Articles of Incorporation or Corporate Charter
Once you’ve decided which type of business you’ll be registering, this is your next step. Articles of Incorporation or a Corporate Charter is a document written by a corporation’s founders and filed with a U.S. state that details all relevant information about the business. This includes the company’s name, address, objectives, planned business intentions and structure. The Articles of Incorporation or Corporate Charter are filed with the state government. Once approved, the corporation is born, and legally entitled to commence business activities. Articles of Incorporation may also be called “Articles of Association” or “Certificate of Incorporation”.
Operating Agreement (or Founders Agreement)
When multiple people or parties are coming together to start a company, an Operating Agreement or Founders Agreement is essential. This document outlines four key areas: ownership, decision-making, responsibilities and operating procedures. A strong Founders Agreement delineates who owns what percentage of a company, the roles and responsibilities of all founders, the process if/when a founder moves on, and how key decisions are made.
Of all the legal documents for startups listed here, this one’s unavoidable: A crystal clear agreement makes the operating process of a new business smooth and helps avoid conflict and problems later on.
Intellectual Property (IP) Assignment Agreement
This is one of the most important documents for start-ups who are selling their unique ideas and technologies with the world. An Intellectual Property Agreement defines how a company’s intellectual property is used and transferred, particularly when different people and groups are working together.

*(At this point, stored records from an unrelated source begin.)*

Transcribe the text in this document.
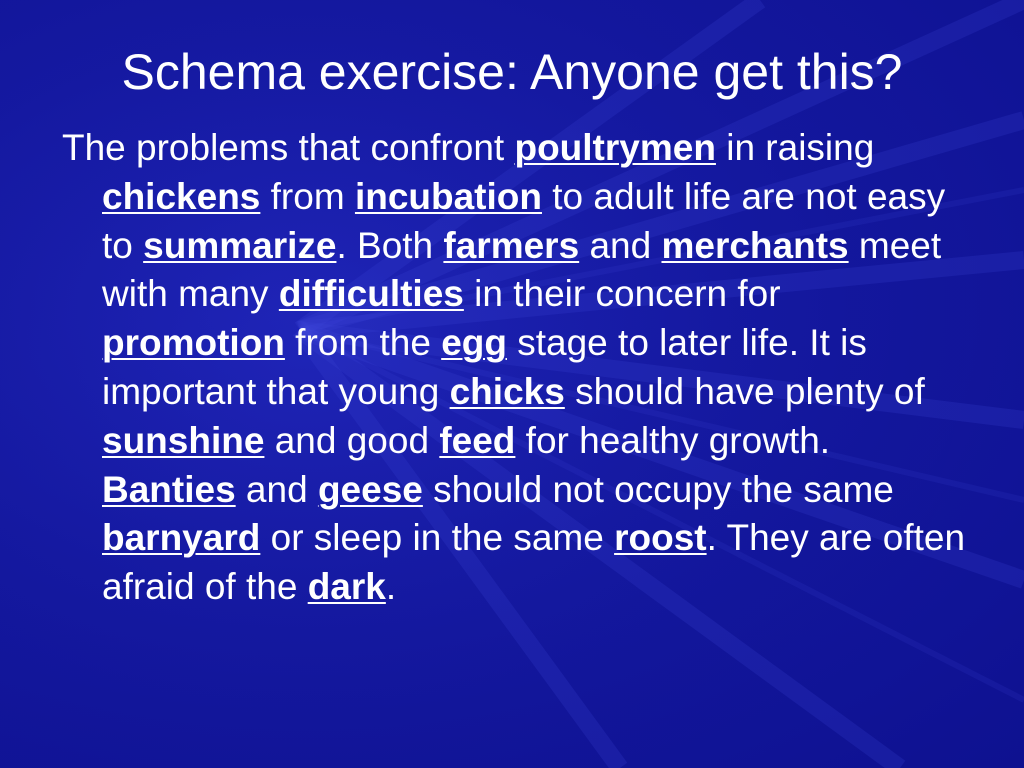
Schema exercise: Anyone get this?

The problems that confront poultrymen in raising chickens from incubation to adult life are not easy to summarize. Both farmers and merchants meet with many difficulties in their concern for promotion from the egg stage to later life. It is important that young chicks should have plenty of sunshine and good feed for healthy growth. Banties and geese should not occupy the same barnyard or sleep in the same roost. They are often afraid of the dark.
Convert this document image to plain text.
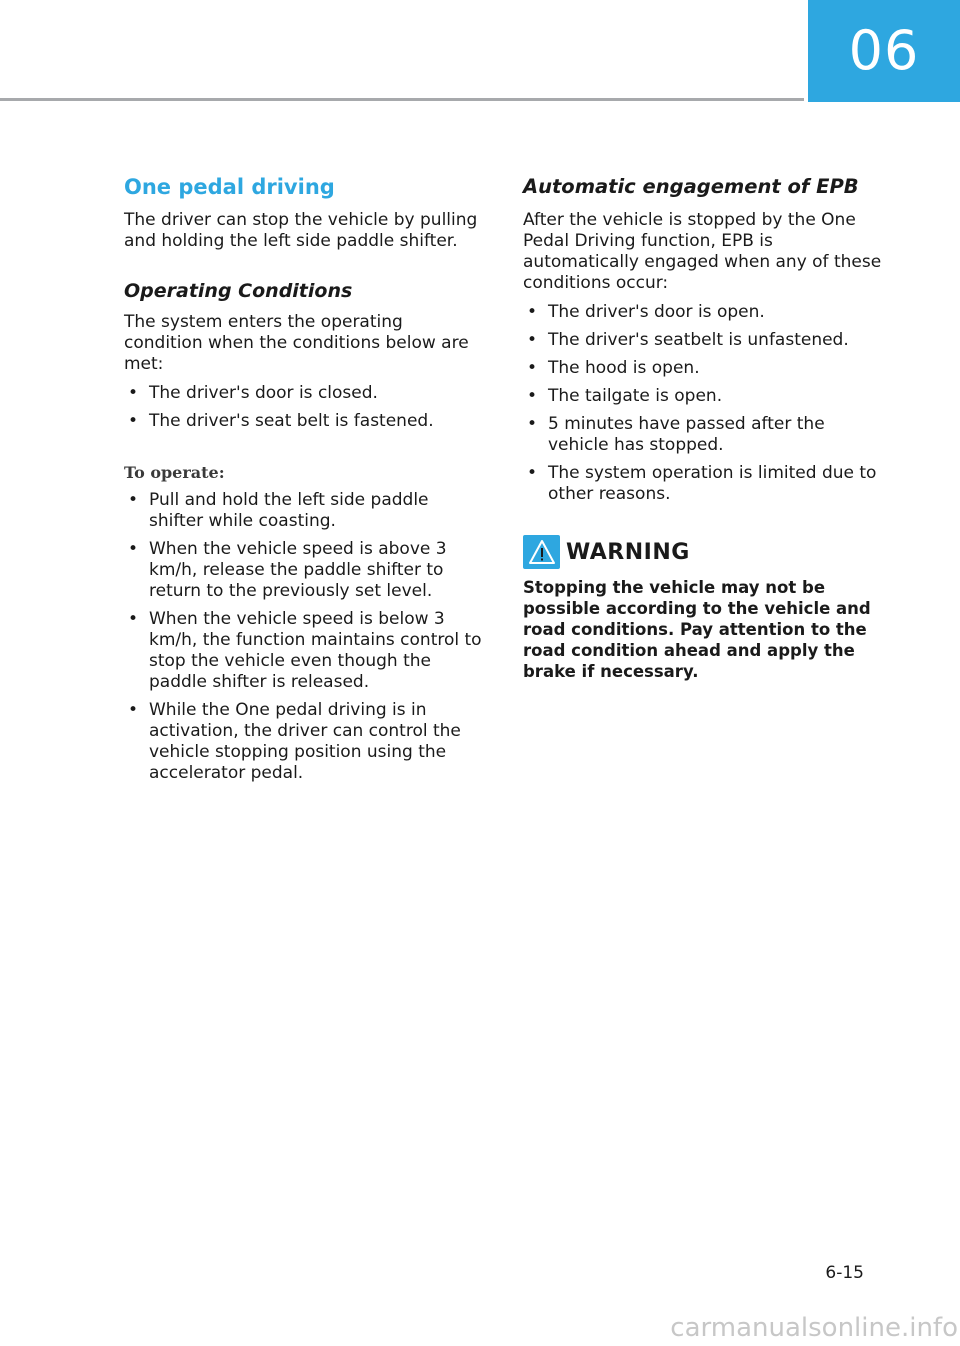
06
One pedal driving

The driver can stop the vehicle by pulling and holding the left side paddle shifter.

Operating Conditions

The system enters the operating condition when the conditions below are met:

• The driver's door is closed.
• The driver's seat belt is fastened.
To operate:
• Pull and hold the left side paddle shifter while coasting.
• When the vehicle speed is above 3 km/h, release the paddle shifter to return to the previously set level.
• When the vehicle speed is below 3 km/h, the function maintains control to stop the vehicle even though the paddle shifter is released.
• While the One pedal driving is in activation, the driver can control the vehicle stopping position using the accelerator pedal.
Automatic engagement of EPB

After the vehicle is stopped by the One Pedal Driving function, EPB is automatically engaged when any of these conditions occur:

• The driver's door is open.
• The driver's seatbelt is unfastened.
• The hood is open.
• The tailgate is open.
• 5 minutes have passed after the vehicle has stopped.
• The system operation is limited due to other reasons.
WARNING

Stopping the vehicle may not be possible according to the vehicle and road conditions. Pay attention to the road condition ahead and apply the brake if necessary.

6-15
carmanualsonline.info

An Intellectual Property Agreement delineates the rights and responsibilities and protections for each party. There are two types of Intellectual Property Assignment Agreements to consider: Technology Assignment Agreements and Invention Assignment Agreements.
A Corporation’s bylaws detail operating procedures on a day-to-day basis. What is required in a corporation’s bylaws may different from state to state, but generally speaking, the bylaws should be consistent with the Articles of Incorporation. Bylaws often include the rights and powers of directors, officers and shareholders, including nomination and election processes. Bylaws also govern how to settle disputes within a corporation.
A non-disclosure agreement provides protection for the business that is just getting started. Sometimes called proprietary information agreements (PIA), confidential disclosure agreements (CDA) or confidentiality agreements (CA), a non-disclosure agreement is a legal document that governs the use and restrictions of confidential information relating to a company. It is particularly important when a business is considering working with another company, individual or partnership, including hiring independent contractors and employees.
A company’s shareholder agreement is a document that describes the rights and obligations of a company’s shareholders. This includes regulations surrounding the relationship with shareholders and company management. It also details the agreement regarding ownership shares, and shareholder protection and privileges.
With these six legal documents for startups in mind, you’ll be able to pinpoint which ones you have in hand and which ones you’ll need to draft soon. Good luck!